The park contains over 600 cliff dwellings and over 4,500 archeological sites with only a fraction open to the public but there is still so much to see and do at the park. To visit Balcony House, Cliff Palace and Long House you must join a ranger guided program. The tours are somewhat strenuous, you have to descend from the mesa top usually climb several ladders and in one case climb through a narrow 12 foot tunnel at Balcony House. Because of my bad knee that was the one tour I missed.
There are also a number of self guided sites like Spruce Tree House (one of my favorites!), Step House and Badger House Community. Badger House community shows how the building styles evolved over six hundred years from pit houses to cliff dwellings.
My favorite tour was Long House, mostly because the guide was so passionate about the place. At the end of the tour you left with a real feeling for the past and the lives that lived there. One of the main differences today is that the top of the mesas are forested, when the cliff dwellings were occupied the top of the mesas were all farm land. The people used hand holds in the sand stone to climb back and forth from the dwellings to the fields, it was quite high and I tried to imagine young children and also older people climbing up and down the walls. I wouldn’t have made a good ancestral pueblo Mom, I would be a nervous wreck about the children climbing.

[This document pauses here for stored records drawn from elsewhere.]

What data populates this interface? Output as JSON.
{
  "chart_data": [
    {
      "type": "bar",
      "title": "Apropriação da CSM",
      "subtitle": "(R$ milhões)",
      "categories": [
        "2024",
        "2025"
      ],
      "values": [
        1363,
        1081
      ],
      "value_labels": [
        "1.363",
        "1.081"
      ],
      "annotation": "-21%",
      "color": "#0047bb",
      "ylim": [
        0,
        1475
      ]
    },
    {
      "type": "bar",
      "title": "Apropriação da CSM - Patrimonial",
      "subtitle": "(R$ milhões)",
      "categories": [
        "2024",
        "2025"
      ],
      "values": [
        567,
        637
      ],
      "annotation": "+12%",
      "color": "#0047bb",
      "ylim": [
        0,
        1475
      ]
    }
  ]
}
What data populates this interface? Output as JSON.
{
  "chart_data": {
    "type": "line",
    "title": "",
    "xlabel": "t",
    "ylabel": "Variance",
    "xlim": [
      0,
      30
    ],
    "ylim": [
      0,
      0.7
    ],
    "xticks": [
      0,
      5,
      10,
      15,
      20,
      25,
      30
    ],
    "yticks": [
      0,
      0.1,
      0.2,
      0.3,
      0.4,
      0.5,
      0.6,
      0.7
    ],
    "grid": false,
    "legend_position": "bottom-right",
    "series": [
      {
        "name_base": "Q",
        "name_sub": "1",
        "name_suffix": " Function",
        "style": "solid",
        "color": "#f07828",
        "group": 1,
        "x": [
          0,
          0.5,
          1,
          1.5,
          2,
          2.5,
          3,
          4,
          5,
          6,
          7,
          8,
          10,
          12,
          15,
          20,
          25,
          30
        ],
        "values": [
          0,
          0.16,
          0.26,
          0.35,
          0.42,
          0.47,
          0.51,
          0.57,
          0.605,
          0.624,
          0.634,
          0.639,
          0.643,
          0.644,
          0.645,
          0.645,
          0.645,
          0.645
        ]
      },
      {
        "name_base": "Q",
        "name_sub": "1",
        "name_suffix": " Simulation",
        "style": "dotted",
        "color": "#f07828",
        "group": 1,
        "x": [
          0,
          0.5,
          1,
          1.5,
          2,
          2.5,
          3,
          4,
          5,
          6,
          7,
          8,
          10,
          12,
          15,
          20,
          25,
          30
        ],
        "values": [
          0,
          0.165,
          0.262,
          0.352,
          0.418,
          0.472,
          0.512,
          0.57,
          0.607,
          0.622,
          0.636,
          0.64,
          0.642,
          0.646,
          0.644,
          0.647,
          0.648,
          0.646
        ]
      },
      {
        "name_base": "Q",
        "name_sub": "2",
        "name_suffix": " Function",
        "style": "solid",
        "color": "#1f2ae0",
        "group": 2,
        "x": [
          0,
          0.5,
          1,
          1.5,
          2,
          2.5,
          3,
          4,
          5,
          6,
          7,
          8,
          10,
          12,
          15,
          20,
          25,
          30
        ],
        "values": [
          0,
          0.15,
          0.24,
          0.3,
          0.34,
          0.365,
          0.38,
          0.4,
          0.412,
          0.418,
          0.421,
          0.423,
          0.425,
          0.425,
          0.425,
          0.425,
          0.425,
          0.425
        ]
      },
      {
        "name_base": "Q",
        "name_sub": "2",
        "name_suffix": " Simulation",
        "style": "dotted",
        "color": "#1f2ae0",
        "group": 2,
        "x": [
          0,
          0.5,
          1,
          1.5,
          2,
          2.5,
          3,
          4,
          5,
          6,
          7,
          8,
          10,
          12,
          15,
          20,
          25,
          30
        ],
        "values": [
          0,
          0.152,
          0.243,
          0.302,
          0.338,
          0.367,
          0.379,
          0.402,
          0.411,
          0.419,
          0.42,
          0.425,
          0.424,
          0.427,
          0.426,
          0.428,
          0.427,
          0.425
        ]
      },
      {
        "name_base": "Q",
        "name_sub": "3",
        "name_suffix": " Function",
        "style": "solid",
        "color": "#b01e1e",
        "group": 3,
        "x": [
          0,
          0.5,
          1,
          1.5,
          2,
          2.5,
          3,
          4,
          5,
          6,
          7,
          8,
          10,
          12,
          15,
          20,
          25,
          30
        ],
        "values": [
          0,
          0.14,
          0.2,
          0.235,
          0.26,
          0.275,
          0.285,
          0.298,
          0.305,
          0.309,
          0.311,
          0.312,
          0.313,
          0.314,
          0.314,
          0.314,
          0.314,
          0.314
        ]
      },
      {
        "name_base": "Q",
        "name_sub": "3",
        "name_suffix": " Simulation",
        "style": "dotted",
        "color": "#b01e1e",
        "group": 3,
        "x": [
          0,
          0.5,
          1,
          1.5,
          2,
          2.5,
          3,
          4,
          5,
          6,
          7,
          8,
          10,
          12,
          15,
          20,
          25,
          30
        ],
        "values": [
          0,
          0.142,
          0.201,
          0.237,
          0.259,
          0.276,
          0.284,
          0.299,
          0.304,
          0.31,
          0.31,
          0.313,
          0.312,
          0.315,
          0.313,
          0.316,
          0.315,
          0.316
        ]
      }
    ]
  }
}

One of the theories archeologists have about why the people began to build cliff dwellings was that as the population grew they needed more farmland so they began to build their homes in the cliffs to free up more land. The older dwellings of these people are on top of the mesas and are similar to the structures modern Hopi’s make.
Our guide to the Long House showed us how water would seep from the sandstone at the back of the cave and the people built cisterns to hold the water. Like Cliff Palace, Long house also had several towers built with ancient paintings inside so we know they liked to decorate their dwellings. The fact that a painting would last that long is a testament to the dry desert air of this area.
One part of the structures that fascinated me was the kivas. These are round underground rooms within the cliff dwellings. Although most of the kiva’s here are open, normally they would have a closed roof. You would enter the kiva from a ladder in the top. I climbed down into one at Spruce Tree House. I sat quietly and watched the light filter down from the top and tried to imagine the people sitting here many hundreds of years before, doing whatever their routine was in daily life.
Would there be a fire lit in the center of the kiva? Each Kiva was also equipped with a ventilation shaft which had an air deflector, when a fire was burning it would draw air from the shaft and the ventilation shield would keep the air from blowing directly into the fire. The smoke would leave from the same hole you climbed down into the kiva with. I imagine the kiva to be a cozy place in the cold winter months.
Even though I spent a week at Mesa Verde, it still wasn’t enough – there was so much more to learn. The site has an excellent Archeological Museum with beautiful examples of pottery, basketry, tools and clothing. Today, many native people including the Hopi, Navaho, Zuni and Acoma regard these structures as home of their ancestors. Each group has elements of this culture in their cultures today. The traditions are living and continue on for these people and they are gracious to share their culture with us.